L’administration Martelly/Lamothe peut vanter la réalisation de projets par-ci et par-là, son échec probant demeure la banalisation des institutions. En fait, les dirigeants haïtiens continuent de croire, à tort, que le pays peut se développer en dehors du processus de renforcement institutionnel.

La Commission est parvenue à obtenir également la démission de tous les membres du Conseil électoral provisoire (CEP) comme pour justifier que le président Martelly est encore à la case départ en ce qui a trait à la réalisation des élections législatives qu’il devait réaliser dès ses premiers jours à la magistrature suprême de l’État.

Qui pis est, avec la démission de M. Lamothe, des membres du CEP et de celle réclamée du président du CSPJ, le pays risque d’aggraver le gâchis institutionnel puisque leur remplacement s’annonce très difficile, comme en témoigne la ratification du nouveau Premier ministre désigné, Evans Paul.

La constitution de la Commission consultative est d’ailleurs une conséquence du gâchis institutionnel. Car, en temps normal, il reviendrait au Parlement de donner un vote de non confiance au Premier ministre en cas d’insatisfaction. Ou encore au président Martelly de solliciter sa démission s’il le souhaite. Le Conseil électoral permanent fonctionnerait correctement et le Sénat ne proposerait pas Me Arnel Alexis Joseph comme président du CSPJ puisqu’il ne satisfait pas au critère d’âge.

Il faut reconnaître que des parlementaires ont tout fait pour rendre le Parlement dysfonctionnel. Des juristes ont fait autant pour affaiblir la justice. Le simple citoyen, à son niveau, ne respecte pas les feux rouges là où il y en a. Donc, la société, dans son ensemble, n’est pas encore disposée à respecter les normes et les lois.
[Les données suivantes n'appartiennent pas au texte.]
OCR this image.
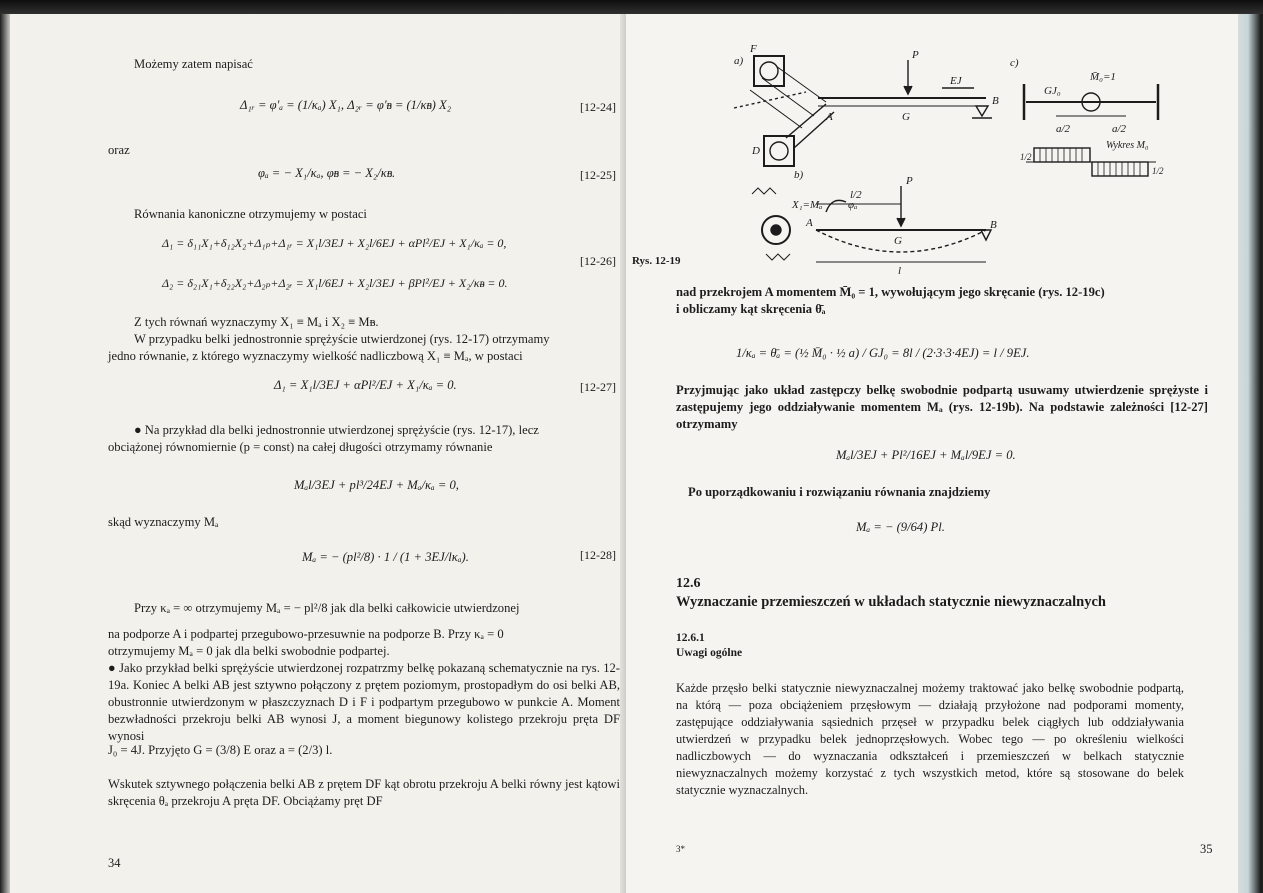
Możemy zatem napisać
Δ₁ᵣ = φ'ₐ = (1/κₐ) X₁, Δ₂ᵣ = φ'ᴃ = (1/κᴃ) X₂	[12-24]
oraz
φₐ = − X₁/κₐ, φᴃ = − X₂/κᴃ.	[12-25]
Równania kanoniczne otrzymujemy w postaci
Δ₁ = δ₁₁X₁+δ₁₂X₂+Δ₁ₚ+Δ₁ᵣ = X₁l/3EJ + X₂l/6EJ + αPl²/EJ + X₁/κₐ = 0,
[12-26]
Δ₂ = δ₂₁X₁+δ₂₂X₂+Δ₂ₚ+Δ₂ᵣ = X₁l/6EJ + X₂l/3EJ + βPl²/EJ + X₂/κᴃ = 0.
Z tych równań wyznaczymy X₁ ≡ Mₐ i X₂ ≡ Mᴃ.
W przypadku belki jednostronnie sprężyście utwierdzonej (rys. 12-17) otrzymamy
jedno równanie, z którego wyznaczymy wielkość nadliczbową X₁ ≡ Mₐ, w postaci
Δ₁ = X₁l/3EJ + αPl²/EJ + X₁/κₐ = 0.	[12-27]
● Na przykład dla belki jednostronnie utwierdzonej sprężyście (rys. 12-17), lecz
obciążonej równomiernie (p = const) na całej długości otrzymamy równanie
Mₐl/3EJ + pl³/24EJ + Mₐ/κₐ = 0,
skąd wyznaczymy Mₐ
Mₐ = − (pl²/8) · 1 / (1 + 3EJ/lκₐ).	[12-28]
Przy κₐ = ∞ otrzymujemy Mₐ = − pl²/8 jak dla belki całkowicie utwierdzonej
na podporze A i podpartej przegubowo-przesuwnie na podporze B. Przy κₐ = 0
otrzymujemy Mₐ = 0 jak dla belki swobodnie podpartej.
● Jako przykład belki sprężyście utwierdzonej rozpatrzmy belkę pokazaną schematycznie na rys. 12-19a. Koniec A belki AB jest sztywno połączony z prętem poziomym, prostopadłym do osi belki AB, obustronnie utwierdzonym w płaszczyznach D i F i podpartym przegubowo w punkcie A. Moment bezwładności przekroju belki AB wynosi J, a moment biegunowy kolistego przekroju pręta DF wynosi
J₀ = 4J. Przyjęto G = (3/8) E oraz a = (2/3) l.
Wskutek sztywnego połączenia belki AB z prętem DF kąt obrotu przekroju A belki równy jest kątowi skręcenia θₐ przekroju A pręta DF. Obciążamy pręt DF
34
a)
F	P
EJ
A	G
B
D
b)
X₁=Mₐ φₐ
A
G
B
P
l/2
l
c)
GJ₀
M̄₀=1
a/2	a/2
Wykres M₀
1/2
1/2
Rys. 12-19
nad przekrojem A momentem M̄₀ = 1, wywołującym jego skręcanie (rys. 12-19c)
i obliczamy kąt skręcenia θ̄ₐ
1/κₐ = θ̄ₐ = (½ M̄₀ · ½ a) / GJ₀ = 8l / (2·3·3·4EJ) = l / 9EJ.
Przyjmując jako układ zastępczy belkę swobodnie podpartą usuwamy utwierdzenie sprężyste i zastępujemy jego oddziaływanie momentem Mₐ (rys. 12-19b). Na podstawie zależności [12-27] otrzymamy
Mₐl/3EJ + Pl²/16EJ + Mₐl/9EJ = 0.
Po uporządkowaniu i rozwiązaniu równania znajdziemy
Mₐ = − (9/64) Pl.
12.6
Wyznaczanie przemieszczeń w układach statycznie niewyznaczalnych
12.6.1
Uwagi ogólne
Każde przęsło belki statycznie niewyznaczalnej możemy traktować jako belkę swobodnie podpartą, na którą — poza obciążeniem przęsłowym — działają przyłożone nad podporami momenty, zastępujące oddziaływania sąsiednich przęseł w przypadku belek ciągłych lub oddziaływania utwierdzeń w przypadku belek jednoprzęsłowych. Wobec tego — po określeniu wielkości nadliczbowych — do wyznaczania odkształceń i przemieszczeń w belkach statycznie niewyznaczalnych możemy korzystać z tych wszystkich metod, które są stosowane do belek statycznie wyznaczalnych.
3*	35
Et les autorités non plus ne sont pas déterminées à les faire appliquer.

Et quand les institutions sont en faillite, on essaie de les remplacer par des personnalités dites crédibles. Celles-ci, en dépit de leur bonne foi, ne peuvent combler un tel vide. C’est pourquoi les solutions proposées risquent de compliquer davantage la situation. D’où la naissance de l’un des germes de l’instabilité politique en Haïti: le non-respect de l’ordre institutionnel.

Dans ce contexte de chaos institutionnel, aucun saut qualitatif de développement économique n’est possible. C’est ce qui ressort des principaux rapports internationaux publiés en 2014 où figure Haïti. Par exemple, elle a été classée 180e sur 189 pays en ce qui a trait à la facilité de faire des affaires dans le rapport Doing Business 2015 publié par la Banque mondiale. Elle s’intercalait entre la Guinée-Bissau (179e) et l’Angola (181e). Il s’agit de l’un des pires classements du pays depuis la publication du rapport Doing Business puisque le pays occupait la 177e place sur 189 en 2014 et 174e place sur 185 en 2013 et 2012.
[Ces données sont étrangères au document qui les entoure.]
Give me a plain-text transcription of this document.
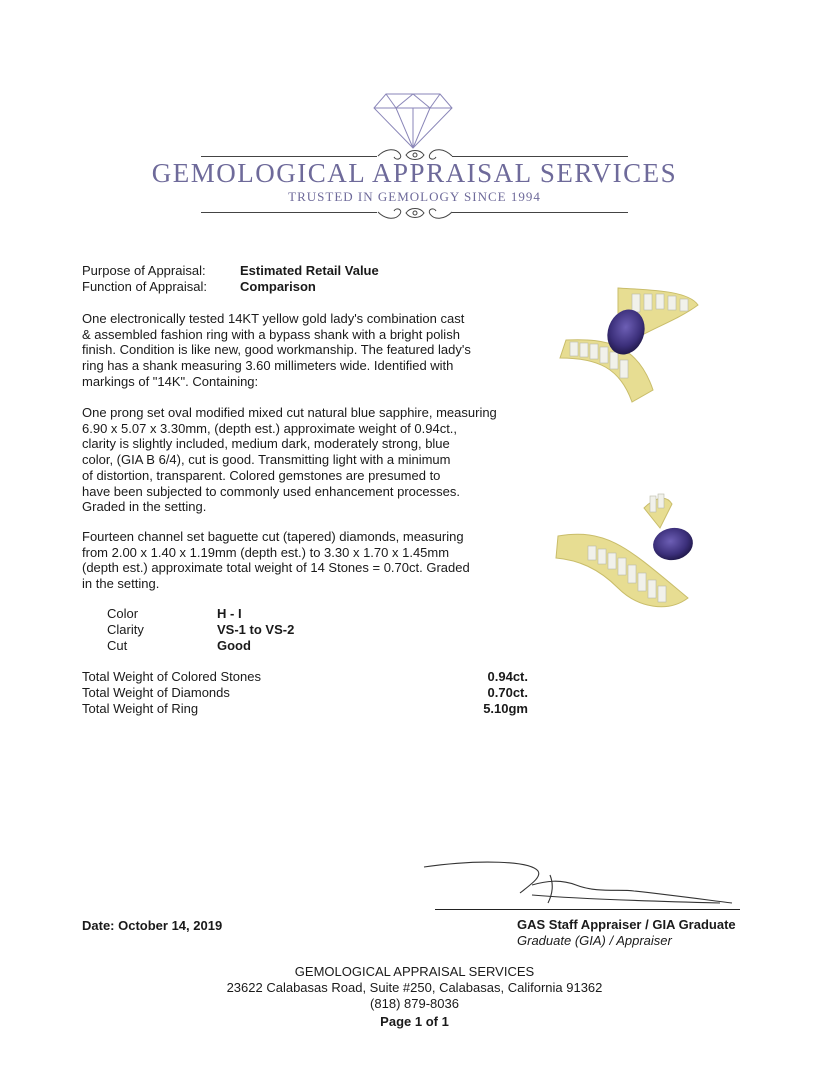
GEMOLOGICAL APPRAISAL SERVICES
TRUSTED IN GEMOLOGY SINCE 1994
Purpose of Appraisal:	Estimated Retail Value
Function of Appraisal:	Comparison
One electronically tested 14KT yellow gold lady's combination cast
& assembled fashion ring with a bypass shank with a bright polish
finish. Condition is like new, good workmanship. The featured lady's
ring has a shank measuring 3.60 millimeters wide. Identified with
markings of "14K". Containing:
One prong set oval modified mixed cut natural blue sapphire, measuring
6.90 x 5.07 x 3.30mm, (depth est.) approximate weight of 0.94ct.,
clarity is slightly included, medium dark, moderately strong, blue
color, (GIA B 6/4), cut is good. Transmitting light with a minimum
of distortion, transparent. Colored gemstones are presumed to
have been subjected to commonly used enhancement processes.
Graded in the setting.
Fourteen channel set baguette cut (tapered) diamonds, measuring
from 2.00 x 1.40 x 1.19mm (depth est.) to 3.30 x 1.70 x 1.45mm
(depth est.) approximate total weight of 14 Stones = 0.70ct. Graded
in the setting.
Color	H - I
Clarity	VS-1 to VS-2
Cut	Good
Total Weight of Colored Stones	0.94ct.
Total Weight of Diamonds	0.70ct.
Total Weight of Ring	5.10gm
GAS Staff Appraiser / GIA Graduate
Graduate (GIA) / Appraiser
Date: October 14, 2019
GEMOLOGICAL APPRAISAL SERVICES
23622 Calabasas Road, Suite #250, Calabasas, California 91362
(818) 879-8036
Page 1 of 1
Quant à l’indice de la perception de la corruption publié par la Transparency International, le pays a conservé le même score de 19 sur 100 de l’année dernière même s’il a gagné deux places en passant de la 163e à la 161e place sur les 175 pays considérés. Une performance très loin de l’objectif consistant à gagner 10 places,fixé par les responsables de l’Unité de lutte contre la corruption qui visaient la 150e place en 2014. L’ex-Premier ministre Lamothe voyait Haïti attraper une place dans le top 50 des pays les moins corrompus. Transparency international pointe du doigt les pays où les fraudes et les abus de pouvoir sont commis impunément. Comme c’est malheureusement le cas en Haïti.

Dans le Rapport sur l’Indice global de compétitivité (2014-2015) publié par le Forum économique mondial, Haïti occupait la 137e place sur 144 pays. Elle partageait la queue du classement avec la Sierra Leone, le Burundi, l’Angola, la Mauritanie, le Yémen, le Tchad et la Guinée-Conakry.

Parmi les obstacles au développement économique national, les hommes d’affaires haïtiens ont cité dans l’ordre : l’insuffisance des infrastructures, le faible accès au financement, la corruption, l’inadéquation de l’éducation et l’instabilité politique. C’est à croire que même le secteur privé n’est pas encore conscient de l’importance du processus d’institutionnalisation dans le décollage économique.

Faut-il rappeler que le niveau de compétitivité d’un pays est estimé en fonction d'une centaine d'indicateurs regroupés en douze piliers dont la qualité des institutions, les infrastructures, la santé, l'enseignement et la formation professionnelle, l'efficacité des marchés financiers, la maturité technologique et la taille de l'économie.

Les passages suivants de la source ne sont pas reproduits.